Rights Beyond the State
The importance of public space and the range of ways that privatization—often promoted as a more economical or more efficient than publicly owned public spaces—limits our rights are too often overlooked. There is clearly a place for private interests in the public sphere. But private interests also infringe on people’s ability to use public space.
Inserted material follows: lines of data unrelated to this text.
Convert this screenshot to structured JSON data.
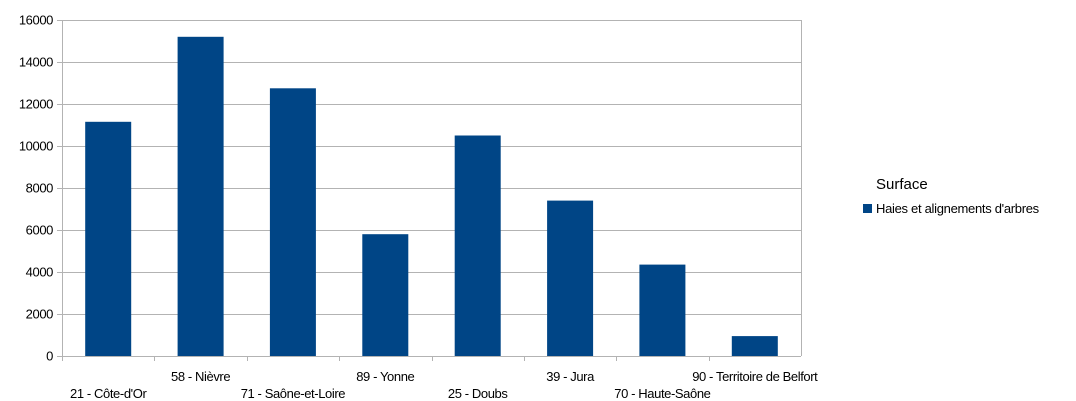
{
  "chart_data": {
    "type": "bar",
    "categories": [
      "21 - Côte-d'Or",
      "58 - Nièvre",
      "71 - Saône-et-Loire",
      "89 - Yonne",
      "25 - Doubs",
      "39 - Jura",
      "70 - Haute-Saône",
      "90 - Territoire de Belfort"
    ],
    "series": [
      {
        "name": "Haies et alignements d'arbres",
        "color": "#004586",
        "values": [
          11150,
          15200,
          12750,
          5800,
          10500,
          7400,
          4350,
          950
        ]
      }
    ],
    "legend": {
      "title": "Surface",
      "position": "right"
    },
    "y_ticks": [
      "0",
      "2000",
      "4000",
      "6000",
      "8000",
      "10000",
      "12000",
      "14000",
      "16000"
    ],
    "ylim": [
      0,
      16000
    ],
    "grid": true
  }
}
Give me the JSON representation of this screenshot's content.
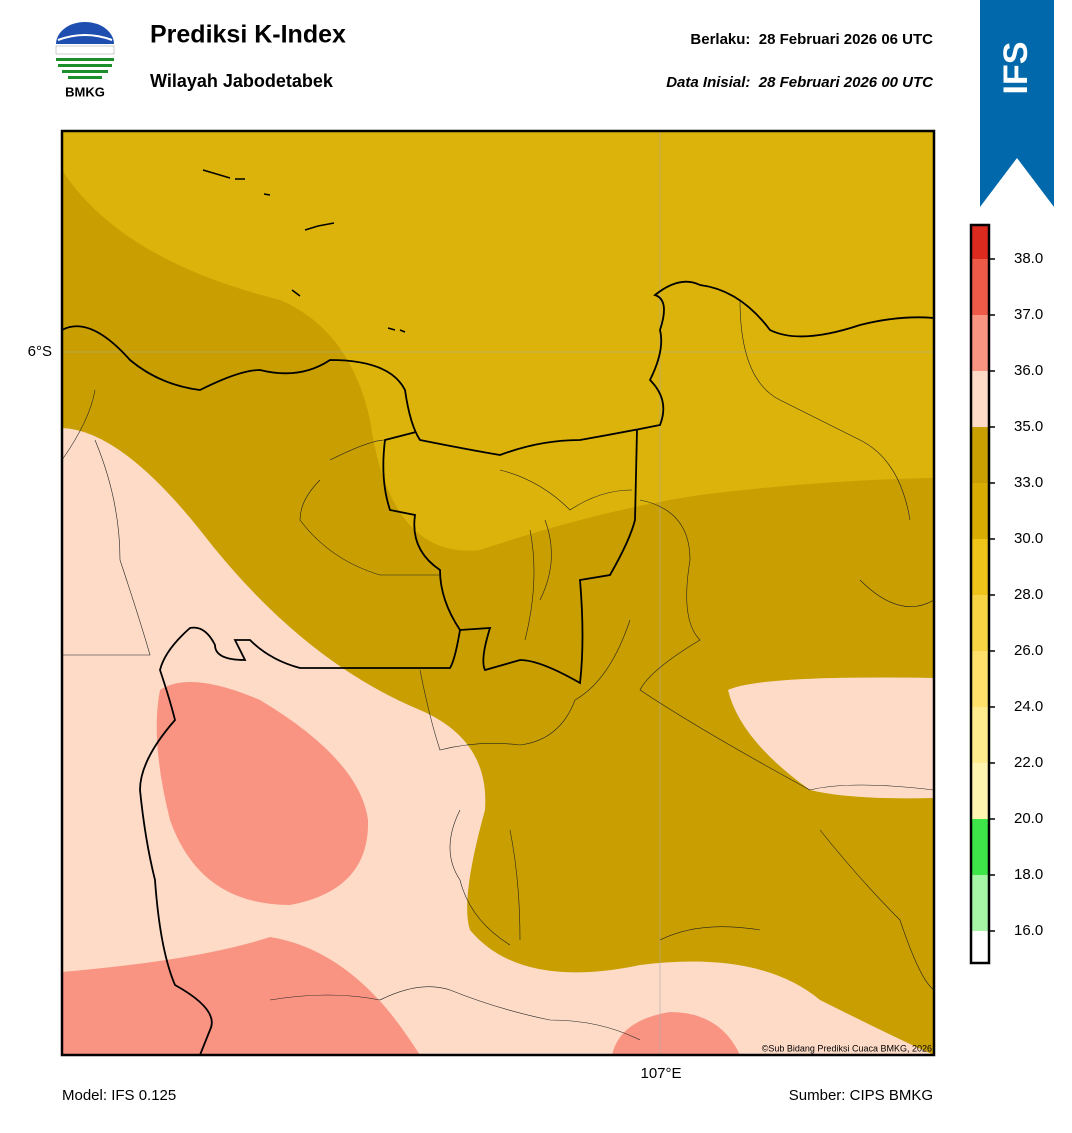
{
  "header": {
    "logo_text": "BMKG",
    "title": "Prediksi K-Index",
    "subtitle": "Wilayah Jabodetabek",
    "valid": "Berlaku:  28 Februari 2026 06 UTC",
    "init": "Data Inisial:  28 Februari 2026 00 UTC",
    "badge": "IFS"
  },
  "map": {
    "lat_label": "6°S",
    "lon_label": "107°E",
    "copyright": "©Sub Bidang Prediksi Cuaca BMKG, 2026"
  },
  "colorbar": {
    "colors": [
      "#ffffff",
      "#a6f5a6",
      "#3ee64a",
      "#fff5b0",
      "#ffec8f",
      "#ffe06a",
      "#f6d443",
      "#efc41a",
      "#d8ac00",
      "#c89e00",
      "#fddbc7",
      "#f99482",
      "#ee5a48",
      "#dc2a1e"
    ],
    "ticks": [
      {
        "value": 16,
        "label": "16.0"
      },
      {
        "value": 18,
        "label": "18.0"
      },
      {
        "value": 20,
        "label": "20.0"
      },
      {
        "value": 22,
        "label": "22.0"
      },
      {
        "value": 24,
        "label": "24.0"
      },
      {
        "value": 26,
        "label": "26.0"
      },
      {
        "value": 28,
        "label": "28.0"
      },
      {
        "value": 30,
        "label": "30.0"
      },
      {
        "value": 33,
        "label": "33.0"
      },
      {
        "value": 35,
        "label": "35.0"
      },
      {
        "value": 36,
        "label": "36.0"
      },
      {
        "value": 37,
        "label": "37.0"
      },
      {
        "value": 38,
        "label": "38.0"
      }
    ]
  },
  "footer": {
    "model": "Model: IFS 0.125",
    "source": "Sumber: CIPS BMKG"
  }
}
Recognizing our right to public space can be a counterforce to privatization and allow us to protect human rights in fuller, more meaningful way.
Bibliography
- Constitute, the website of the Comparative Constitutions Project (CCP).
- Greenhouse, Linda. 1992. “Supreme Court Roundup ; Limits Placed on Union Organizers on Employers’ Property”, New York Times, 28 January.
- Smithsimon, Gregory. 2012. “A Stiff Clarifying Test Is in Order : Occupy and Negotiating Rights in Public Space”, in Shiffman, Ronald, Bell, Rick, Brown, Lance Jay and Elizabeth, Lynne (eds.), Beyond Zuccotti Park : Freedom of Assembly and the Occupation of Public Space, New York : New Village Press.
- Whyte, William H. 1988. City : Rediscovering the Center, New York : Doubleday.